PARIS — Hong Kong is losing its luster as a shopping hub for Chinese luxury consumers and is likely to witness a rash of closures of luxury boutiques in the coming years, according to HSBC analyst Erwan Rambourg.
“It has become a little banal to buy luxury in Hong Kong,” Rambourg said during a meeting with journalists on Friday at the bank’s headquarters on Avenue des Champs-Elysées in Paris.
It’s not all down to the pro-democracy protests that have periodically closed key shopping arteries in Hong Kong. Rambourg, author of “The Bling Dynasty,” noted that for many Chinese luxury consumers, Hong Kong was a familiar destination, and mall tenants there have made few efforts to differentiate themselves.
As a result, many Chinese tourists now favor Tokyo, Seoul and Taipei.
“Within the region, Hong Kong will continue to lose market share and you have the emergence of alternatives in Asia and elsewhere,” said Rambourg, who spends his time traveling the region to garner market intelligence.
“Excluding Moncler, nobody is opening, everybody is renegotiating rents and most likely in the next two or three years, there will, in fact, be closures,” he predicted.
“Swarovski, for example, is closing. For us, it is only a question of months before Ferragamo, Vuitton, Gucci, Prada, Cartier probably close points-of-sale, because if the flows move elsewhere, there is not really any point in having that many boutiques. For me, Hong Kong is a city that has structural overcapacity,” he added.
Chinese consumers’ growing disaffection for Hong Kong will have a negative impact on the territory’s traditionally elevated margins, the analyst said. Companies that report in euros will see this effect masked by the deterioration of the European single currency, but others — such as Burberry — will take a sharp hit, he predicted.
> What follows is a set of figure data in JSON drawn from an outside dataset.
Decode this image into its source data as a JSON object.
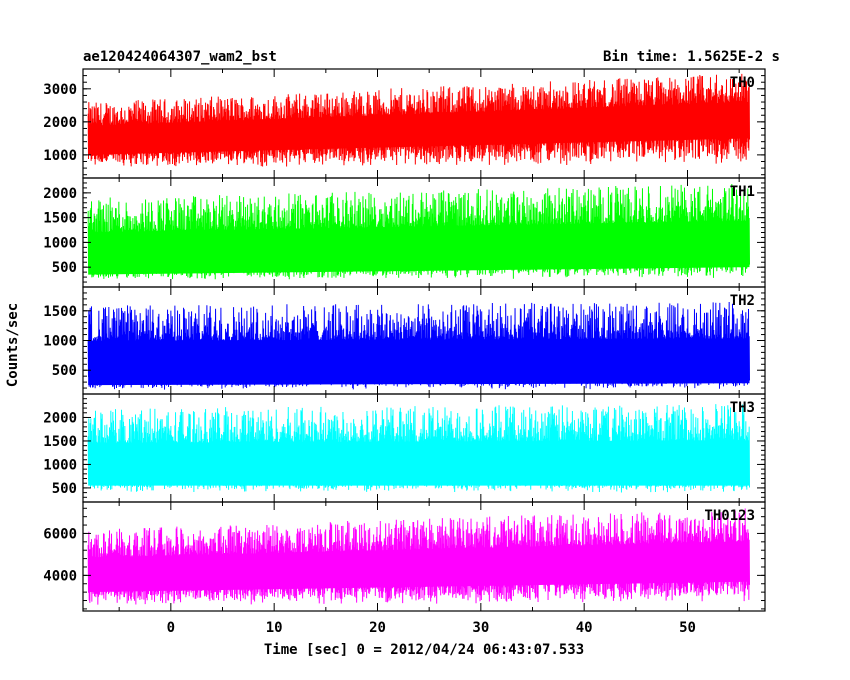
{
  "header": {
    "left": "ae120424064307_wam2_bst",
    "right": "Bin time: 1.5625E-2 s"
  },
  "chart_data": {
    "type": "line",
    "xlabel": "Time [sec] 0 = 2012/04/24 06:43:07.533",
    "ylabel": "Counts/sec",
    "xlim": [
      -8.5,
      57.5
    ],
    "x_range_data": [
      -8,
      56
    ],
    "xticks": [
      0,
      10,
      20,
      30,
      40,
      50
    ],
    "grid": false,
    "panels": [
      {
        "name": "TH0",
        "color": "#ff0000",
        "ylim": [
          300,
          3600
        ],
        "yticks": [
          1000,
          2000,
          3000
        ],
        "baseline_start": 1000,
        "baseline_end": 1500,
        "peak_start": 2600,
        "peak_end": 3500,
        "low": 500
      },
      {
        "name": "TH1",
        "color": "#00ff00",
        "ylim": [
          100,
          2300
        ],
        "yticks": [
          500,
          1000,
          1500,
          2000
        ],
        "baseline_start": 350,
        "baseline_end": 500,
        "peak_start": 1900,
        "peak_end": 2200,
        "low": 200
      },
      {
        "name": "TH2",
        "color": "#0000ff",
        "ylim": [
          100,
          1900
        ],
        "yticks": [
          500,
          1000,
          1500
        ],
        "baseline_start": 250,
        "baseline_end": 280,
        "peak_start": 1600,
        "peak_end": 1650,
        "low": 150
      },
      {
        "name": "TH3",
        "color": "#00ffff",
        "ylim": [
          200,
          2500
        ],
        "yticks": [
          500,
          1000,
          1500,
          2000
        ],
        "baseline_start": 550,
        "baseline_end": 550,
        "peak_start": 2200,
        "peak_end": 2300,
        "low": 350
      },
      {
        "name": "TH0123",
        "color": "#ff00ff",
        "ylim": [
          2300,
          7500
        ],
        "yticks": [
          4000,
          6000
        ],
        "baseline_start": 3200,
        "baseline_end": 3700,
        "peak_start": 6200,
        "peak_end": 7200,
        "low": 2400
      }
    ]
  }
}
Meanwhile, European stores will see their margins increase globally thanks to strong tourism flows driven by the weakness of the currency, which makes European goods cheaper in foreign currency terms, Rambourg said.
Consequently, luxury brands are no longer lining up to snag stores that become vacant in Hong Kong. The contenders now are high-street brands including Superdry, Zara, H&M and Uniqlo, he said.
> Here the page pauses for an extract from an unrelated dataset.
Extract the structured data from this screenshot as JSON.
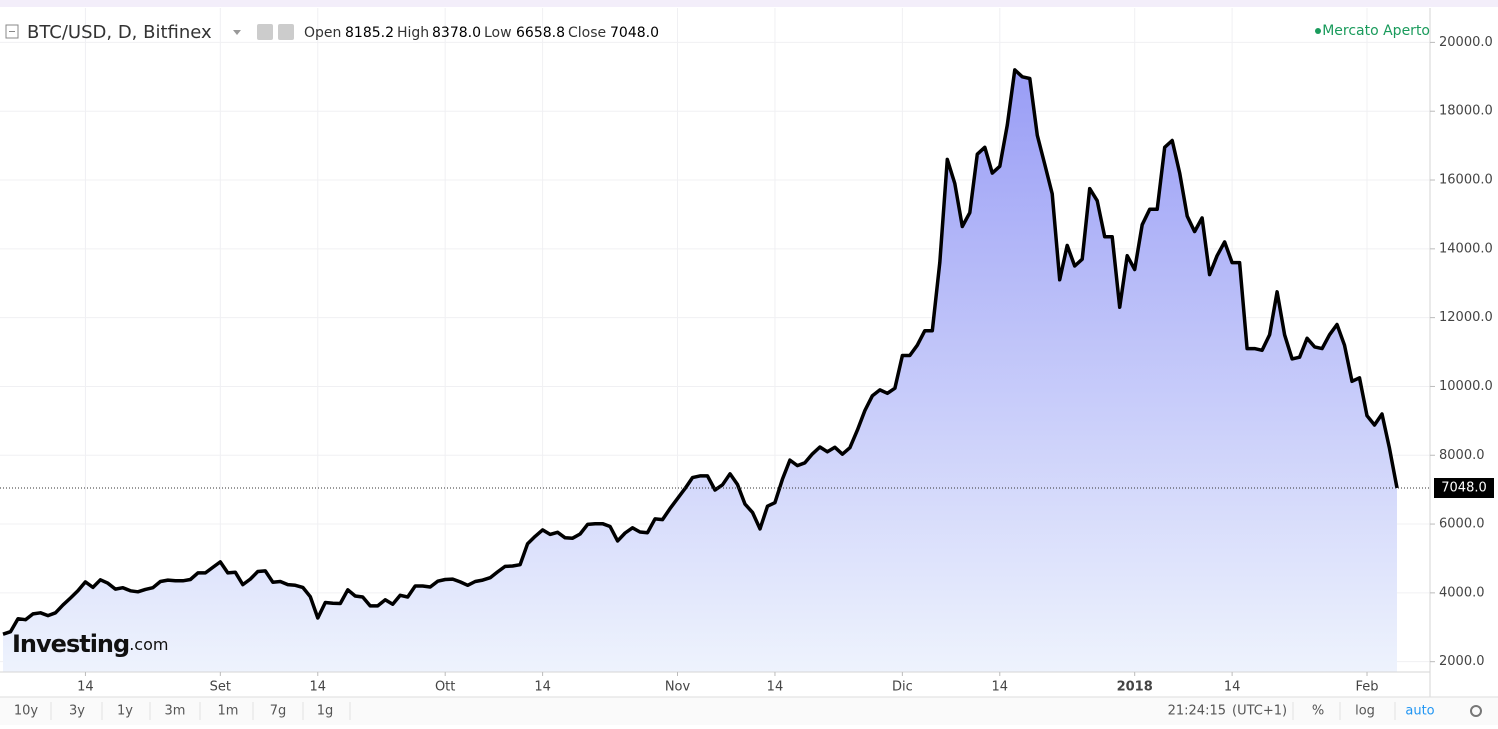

In parallel, China is likely to increase the number of duty-free stores on its territory as part of government efforts to boost domestic consumption, said Rambourg, citing the opening last September of the world’s largest duty-free store in the city of Sanya on south China’s Hainan Island.
Haitang Bay International Shopping Complex, which is operated by the government-controlled China Duty Free Group, spans 72,000 square meters, or 775,000 square feet, and sells 300 luxury brands in categories including cosmetics, ready-to-wear, accessories and hard luxury.
It now draws 20,000 visitors a day with a conversion rate of 20 percent to 25 percent, Rambourg said.
“No project has been set, but the administration announced three months ago that it would develop domestic duty-free stores in the midterm in locations other than arrival airports. That to me suggests there will likely be other test zones like Sanya,” he said.
In addition, the Chinese government has announced a reduction of import taxes on goods ranging from diapers and cosmetics to shoes and fur coats. Rambourg cautioned that these factors did not imply a softening in China’s anticorruption drive, which has sharply dented sales of cognac and luxury watches.
“The focus of the Chinese administration is to revitalize consumer spending, not luxury spending. It just so happens that certain companies or certain luxury products will benefit from that,” he said. “The anticorruption campaign is still in full swing. It is not losing steam at all.”